Tuesday, March 06, 2007

Just call me Weezy

After weeding through the seedy dark side of humanity that is Craig’s List New York, I shall fox wit them no more.

I moved down the island this weekend, to my own little bedroom/cubbyhole on the Upper East Side, part of a two bedroom I’m sharing with Greatest Roommate Of All Time. I met her online, actually, but worlds away from guys looking for feet to tickle in exchange for free rent. ’Cause, you know, I keep it classy. Turns out we work in the same building, one floor apart, do the same job, I know one of her bosses, and we’re from the same state. A match in roommate heaven. Or famous last words. We’re off to a strong start though — GROAT even made me dinner Sunday night while I assembled my bed.

Added bonus: I no longer breathe in plumes of black mold from my wall (or as my super adorably called it “just humidity.”)

I actually had to put together my bed twice, as I realized the hard way that in the bed's original direction the final, uh, metal thing was about 3 inches longer than the room. So up against the other wall it went, and now it’s in a cool little nook exactly as wide as the bed that I’m calling “cozy” and “like being in a playhouse” to keep myself from feeling claustrophobic.

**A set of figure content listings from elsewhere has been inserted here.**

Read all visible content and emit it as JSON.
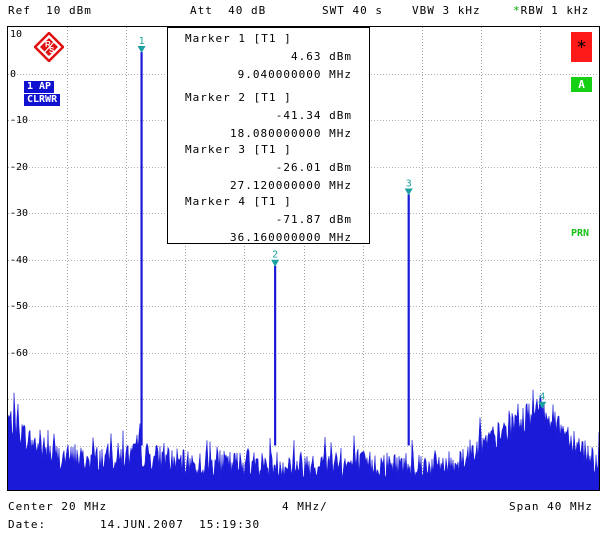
{
  "header": {
    "ref": "Ref  10 dBm",
    "att": "Att  40 dB",
    "swt": "SWT 40 s",
    "vbw": "VBW 3 kHz",
    "rbw_star": "*",
    "rbw": "RBW 1 kHz"
  },
  "screen": {
    "level_labels": [
      "10",
      "0",
      "-10",
      "-20",
      "-30",
      "-40",
      "-50",
      "-60"
    ],
    "trace_tag_1": "1 AP",
    "trace_tag_2": "CLRWR",
    "red_box_label": "*",
    "green_box_label": "A",
    "prn_label": "PRN"
  },
  "marker_table": {
    "rows": [
      {
        "title": "Marker 1 [T1 ]",
        "level": "4.63 dBm",
        "freq": "9.040000000 MHz"
      },
      {
        "title": "Marker 2 [T1 ]",
        "level": "-41.34 dBm",
        "freq": "18.080000000 MHz"
      },
      {
        "title": "Marker 3 [T1 ]",
        "level": "-26.01 dBm",
        "freq": "27.120000000 MHz"
      },
      {
        "title": "Marker 4 [T1 ]",
        "level": "-71.87 dBm",
        "freq": "36.160000000 MHz"
      }
    ]
  },
  "markers": [
    {
      "label": "1",
      "freq_mhz": 9.04,
      "level_dbm": 4.63
    },
    {
      "label": "2",
      "freq_mhz": 18.08,
      "level_dbm": -41.34
    },
    {
      "label": "3",
      "freq_mhz": 27.12,
      "level_dbm": -26.01
    },
    {
      "label": "4",
      "freq_mhz": 36.16,
      "level_dbm": -71.87
    }
  ],
  "footer": {
    "center": "Center 20 MHz",
    "div": "4 MHz/",
    "span": "Span 40 MHz",
    "date_label": "Date:",
    "date_value": "14.JUN.2007  15:19:30"
  },
  "chart_data": {
    "type": "line",
    "xlim": [
      0,
      40
    ],
    "ylim": [
      -90,
      10
    ],
    "grid": true,
    "series": [
      {
        "values": [
          [
            0,
            -74
          ],
          [
            0.5,
            -76
          ],
          [
            1.5,
            -79
          ],
          [
            3,
            -82
          ],
          [
            5,
            -83
          ],
          [
            8.8,
            -82
          ],
          [
            9.04,
            4.63
          ],
          [
            9.3,
            -82
          ],
          [
            12,
            -84
          ],
          [
            18.08,
            -41.34
          ],
          [
            20,
            -84
          ],
          [
            27.12,
            -26.01
          ],
          [
            30,
            -84
          ],
          [
            36.16,
            -71.87
          ],
          [
            40,
            -84
          ]
        ]
      }
    ],
    "colors": {
      "trace": "#1a1ad8",
      "marker": "#1aa0a0",
      "box": "#000000"
    }
  }
}
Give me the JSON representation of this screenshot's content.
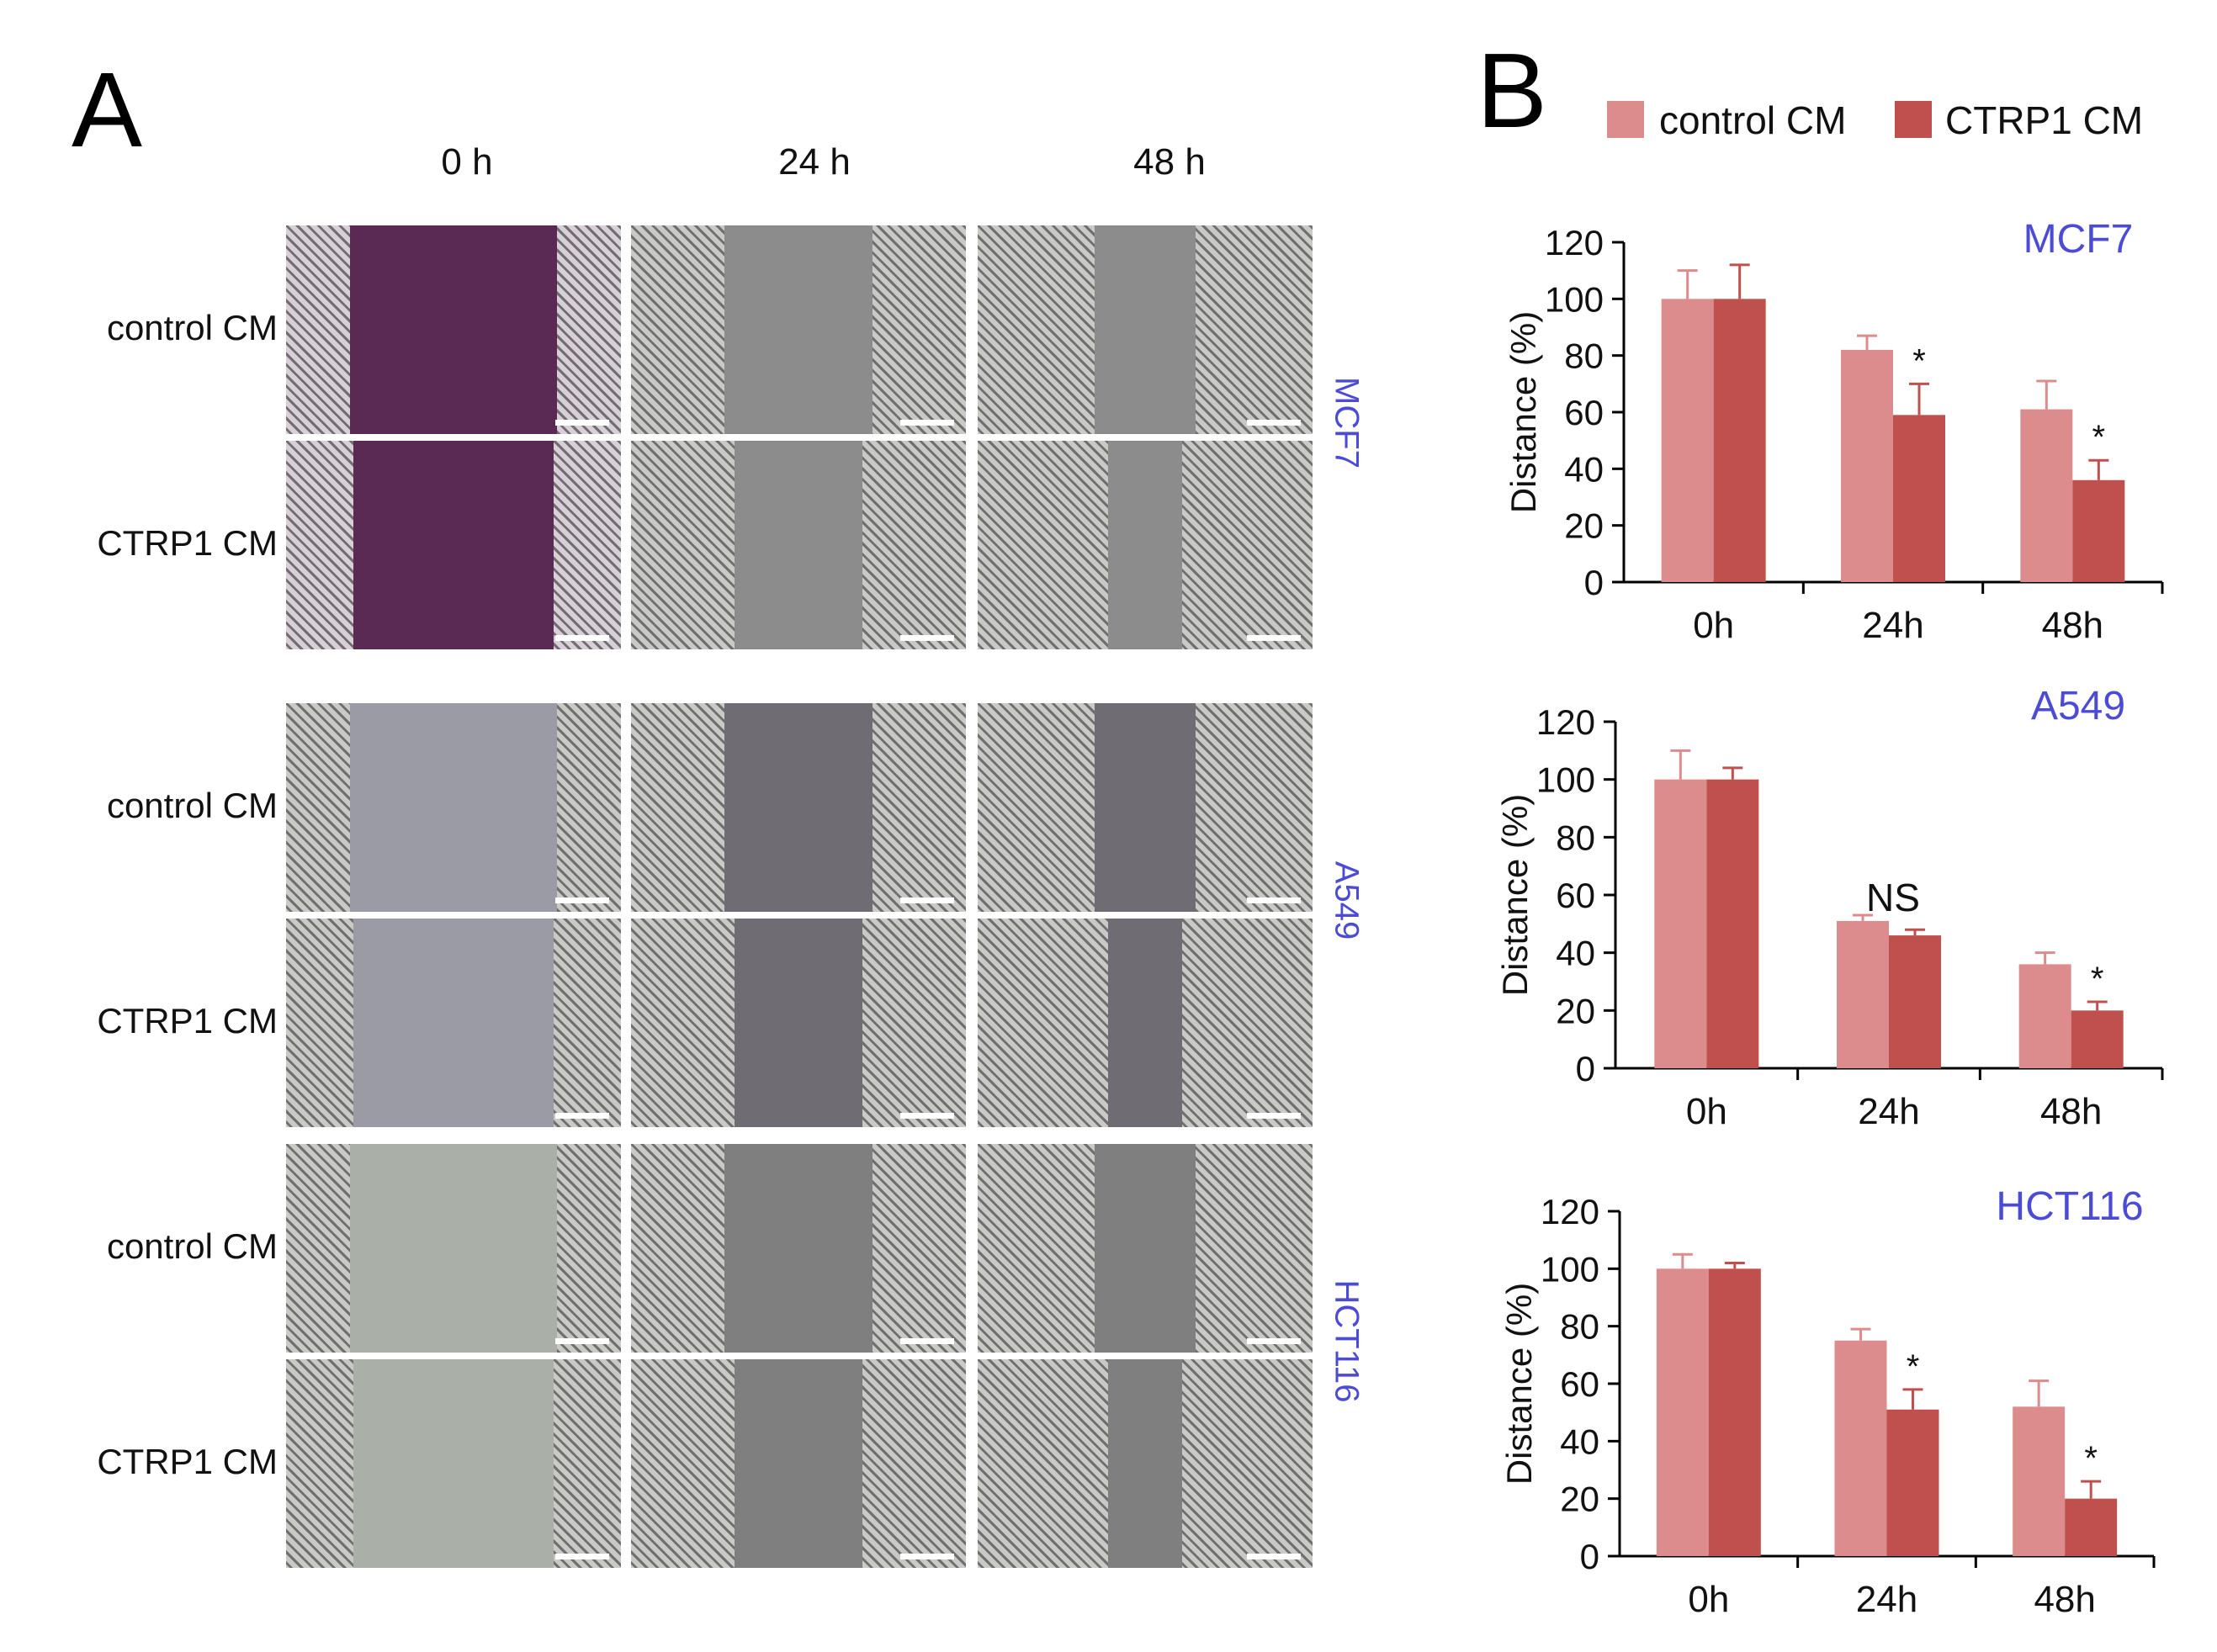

I had the offer of bed-assemblage assistance from Azerbaijani Mover, who wanted to come back off the clock to help me put it together, then take me for margaritas.
“I can think of no more awkward-at-best/terrifying-at-worst situation,” I did not say.
“No thanks, I’ve got it,” I said.

What I called “making conversation to fill the silence in the moving truck talking about caviar from the Caspian Sea” he saw as flirting. Likewise, when he said he could lift the box because he “made many of the push-ups today” I saw as a fun translation, like being near a real-life Borat. He saw it as bragging.

Also, he warmed up by saying, “You might not really believe this, you might not hear this a lot, but you are actually quite pretty.” Did he just compliment me and insult me at the same time? And then there was this gem: “You will be a good mother some day.” Is this hitting on a girl Azerbaijani style?

Well that’s just great. Plus, he knows where I live. Stranger Danger! Stranger Danger! I’ve seen Law & Order: SVU, I know how this works.

4 comments:

Unknown said...

Yay!

Congrats on the move Kate. May your days with heavenly Roommate be plenty and fun.

Tracy Kaufman said...

Wait a minute, free rent AND foot tickling? My two passions! How could you pass that up?

ReasonswhyIdumpedyou@gmail.com said...

lc: Thanks! Everyone's invited for cookies.

tts: It was tempting, I'll admit. The thing that threw me was he said the girl had to be under 5'3". So close!

Jacob Bennett said...

You might not really believe this, you might not hear this a lot, but you are actually quite funny.